0:52Jackie:        “Okay.”

0:53Frank:         “You know what it is, last summer my mother, she used to love the old barbecue, you know?”

0:56Jackie:        “Uh huh.”

0:57Frank:         “And she went out there and the damn thing blew up and took her legs off.”

1:00Jackie:        “Ooh.”

1:01Frank:         “Eh, that what we all said, ooh, that’s our first response, you know? Her legs are laying over there by the barbecue. Ooh.”

1:06Jackie:        “Okay.”

1:07Frank:         “Oh, it was awful. That’s why we needed service. We don’t want another incident like that, you know?

1:10Jackie:        “Uh-huh.”

1:11Frank:         “Yeah, so now we take her out there and prop her up there by the ole barbecue. She’s got that dopey little look on her face, you know?
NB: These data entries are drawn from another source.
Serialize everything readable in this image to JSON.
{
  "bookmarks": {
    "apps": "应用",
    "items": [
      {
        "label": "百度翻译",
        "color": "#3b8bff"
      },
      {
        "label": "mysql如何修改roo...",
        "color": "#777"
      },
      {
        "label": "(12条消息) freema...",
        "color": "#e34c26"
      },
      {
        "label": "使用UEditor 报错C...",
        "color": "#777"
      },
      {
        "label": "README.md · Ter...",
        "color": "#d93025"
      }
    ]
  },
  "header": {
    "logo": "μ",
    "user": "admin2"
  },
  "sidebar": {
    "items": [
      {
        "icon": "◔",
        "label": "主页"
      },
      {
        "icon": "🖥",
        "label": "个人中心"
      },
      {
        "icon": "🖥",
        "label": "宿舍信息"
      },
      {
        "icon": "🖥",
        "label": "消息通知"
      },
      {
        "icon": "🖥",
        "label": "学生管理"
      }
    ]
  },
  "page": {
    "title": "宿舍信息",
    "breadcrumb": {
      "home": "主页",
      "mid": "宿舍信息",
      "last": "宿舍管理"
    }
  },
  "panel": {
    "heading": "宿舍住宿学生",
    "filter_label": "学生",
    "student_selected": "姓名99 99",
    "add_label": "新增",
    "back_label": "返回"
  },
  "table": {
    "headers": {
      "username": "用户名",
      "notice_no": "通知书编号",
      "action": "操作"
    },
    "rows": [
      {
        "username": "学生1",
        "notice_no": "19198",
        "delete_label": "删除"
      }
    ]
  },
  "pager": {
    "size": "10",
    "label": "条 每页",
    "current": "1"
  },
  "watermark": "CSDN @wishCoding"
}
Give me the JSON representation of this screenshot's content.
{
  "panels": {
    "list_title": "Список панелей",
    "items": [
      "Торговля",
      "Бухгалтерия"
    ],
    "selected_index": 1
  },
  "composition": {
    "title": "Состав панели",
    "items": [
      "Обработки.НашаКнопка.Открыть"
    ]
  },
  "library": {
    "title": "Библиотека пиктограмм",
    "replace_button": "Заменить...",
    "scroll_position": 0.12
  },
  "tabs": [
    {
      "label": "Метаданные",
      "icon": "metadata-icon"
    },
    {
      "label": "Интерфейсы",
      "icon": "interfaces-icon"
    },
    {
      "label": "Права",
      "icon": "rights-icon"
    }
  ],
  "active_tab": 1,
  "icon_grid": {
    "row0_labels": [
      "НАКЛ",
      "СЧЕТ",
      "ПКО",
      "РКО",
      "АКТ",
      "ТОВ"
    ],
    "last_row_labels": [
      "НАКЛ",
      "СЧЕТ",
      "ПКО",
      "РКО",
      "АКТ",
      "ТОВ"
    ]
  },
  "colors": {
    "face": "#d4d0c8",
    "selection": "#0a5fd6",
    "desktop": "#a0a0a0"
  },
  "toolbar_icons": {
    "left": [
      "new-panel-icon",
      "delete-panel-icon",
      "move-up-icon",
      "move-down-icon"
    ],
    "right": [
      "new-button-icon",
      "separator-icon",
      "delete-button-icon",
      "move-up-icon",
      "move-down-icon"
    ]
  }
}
Boy, I tell you, she loves it, she really loves it. *scream* Oh, geez, she just took a heade, I gotta go.

1:22 Phone rings.

1:22Frank:         “Hi.”

1:23Speaker:     “Yes, hello.”

1:24Frank:         “We have just several questions here, ma’am.”

1:26Speaker:     “Okay.”

1:27Frank:         “Yes, now, what’s your age, ma’am?”

1:28Speaker:     “56.”

1:30Frank:         “Have you ever been known to speed down the road and have a friend of yours hold your eyes so that you couldn’t see where you were driving?”

1:37Speaker:     “Um, occasionally.”

1:39Frank:         “Wow.”

1:41Speaker:     “But that’s optional.”

1:42Frank:         “No, it isn’t, ma’am, and quite frankly, it’s very dangerous. Do you realize in your escapades you could have mowed down several innocent pedestrians?”

1:50Speaker:     “Yes, I know.”

1:51Frank:         “Yes, so I will kindly ask you to stop this foolishness and this idiotic driving around like some sort of jackass. Do you realize how many people you could have hurt both physically and emotionally with your reckless behavior? Good day, ma’am.”

2:03Speaker:     “Okay. Well, thank you for the time.”

2:08Frank:         “I said, good day.”